Change is indeed palpably an anathema to this nation’s political parties, in any event. Ironically, at this point in time when certain political “leaders” are asking for the heads of the services’ chiefs for some recent military collapses, none from amongst them ever steps down after their parties’ electoral humiliating defeats. Instead, they go out yelling they had been cheated out of victory.But this is quite a norm in established democracies the world over; as for one, in Britain, which our self-styled democratic leaders of their spurious democratic parties hold up as their model of democracy and democratic practices. There, a party’s defeat is owned up by the leader who lays down the baton at once for the election of a new leader. This is just unimaginable here. And so are the intensive internal party debates to evolve party policies and lines on national issues that the British political parties undertake, as do their peers everywhere in established democracies. Here it is the party “leader” who has the first and the final say. And in Britain their political parties are the ladders for talented and promising commoners to get atop in political prominence, party stewardship and national leadership.

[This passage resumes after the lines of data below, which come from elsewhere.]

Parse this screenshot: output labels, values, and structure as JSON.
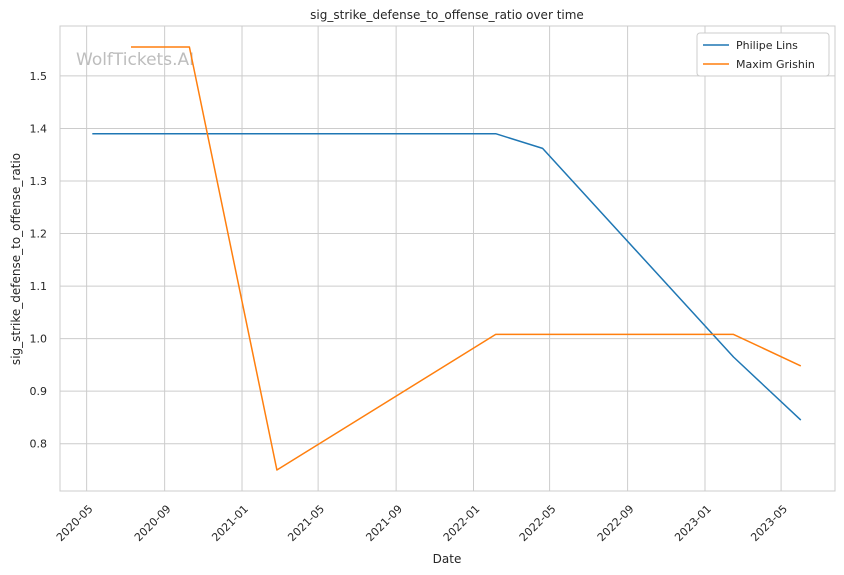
{
  "chart_data": {
    "type": "line",
    "title": "sig_strike_defense_to_offense_ratio over time",
    "xlabel": "Date",
    "ylabel": "sig_strike_defense_to_offense_ratio",
    "watermark": "WolfTickets.AI",
    "xlim": [
      "2020-03-20",
      "2023-07-25"
    ],
    "ylim": [
      0.71,
      1.595
    ],
    "x_ticks": [
      "2020-05-01",
      "2020-09-01",
      "2021-01-01",
      "2021-05-01",
      "2021-09-01",
      "2022-01-01",
      "2022-05-01",
      "2022-09-01",
      "2023-01-01",
      "2023-05-01"
    ],
    "x_tick_labels": [
      "2020-05",
      "2020-09",
      "2021-01",
      "2021-05",
      "2021-09",
      "2022-01",
      "2022-05",
      "2022-09",
      "2023-01",
      "2023-05"
    ],
    "y_ticks": [
      0.8,
      0.9,
      1.0,
      1.1,
      1.2,
      1.3,
      1.4,
      1.5
    ],
    "y_tick_labels": [
      "0.8",
      "0.9",
      "1.0",
      "1.1",
      "1.2",
      "1.3",
      "1.4",
      "1.5"
    ],
    "grid": true,
    "legend_position": "top-right",
    "series": [
      {
        "name": "Philipe Lins",
        "color": "#1f77b4",
        "x": [
          "2020-05-10",
          "2022-02-05",
          "2022-04-20",
          "2023-02-15",
          "2023-06-01"
        ],
        "y": [
          1.39,
          1.39,
          1.362,
          0.965,
          0.845
        ]
      },
      {
        "name": "Maxim Grishin",
        "color": "#ff7f0e",
        "x": [
          "2020-07-10",
          "2020-10-10",
          "2021-02-25",
          "2022-02-05",
          "2023-02-15",
          "2023-06-01"
        ],
        "y": [
          1.555,
          1.555,
          0.75,
          1.008,
          1.008,
          0.948
        ]
      }
    ]
  }
}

Here, the parties are the crushers of talent, promoters of mediocrity and pushers of servile obeisance and fealty. In his own PML (N), where are those strong-willed brave leaders who had kept the party afloat in the teeth of a dictator’s tyranny while Nawaz himself was luxuriating abroad on a bargained-exile to escape the torture of imprisoned life?

All thrown out of the party’s inner counsels; isn’t it? In any case, now that he has spoken of stronger democratic parties for the country’s wellbeing, will he set the pace? For now being quite a frequent resident of Britain, he would know after the Labour party’s defeat in the last British election, two Miliband brothers contested the party poll for its new leader, with the younger sibling clinching the post. Expecting of Nawaz to open up his party to a leadership from outside the dynasty is expecting too much. But for the strength of his party and for the strength of democracy in the country, would he set a party poll in which the two Sharif brothers like the Miliband siblings would contest for the party leadership in the true sense to make it a little bit democratic? Will pigs fly? Let’s see.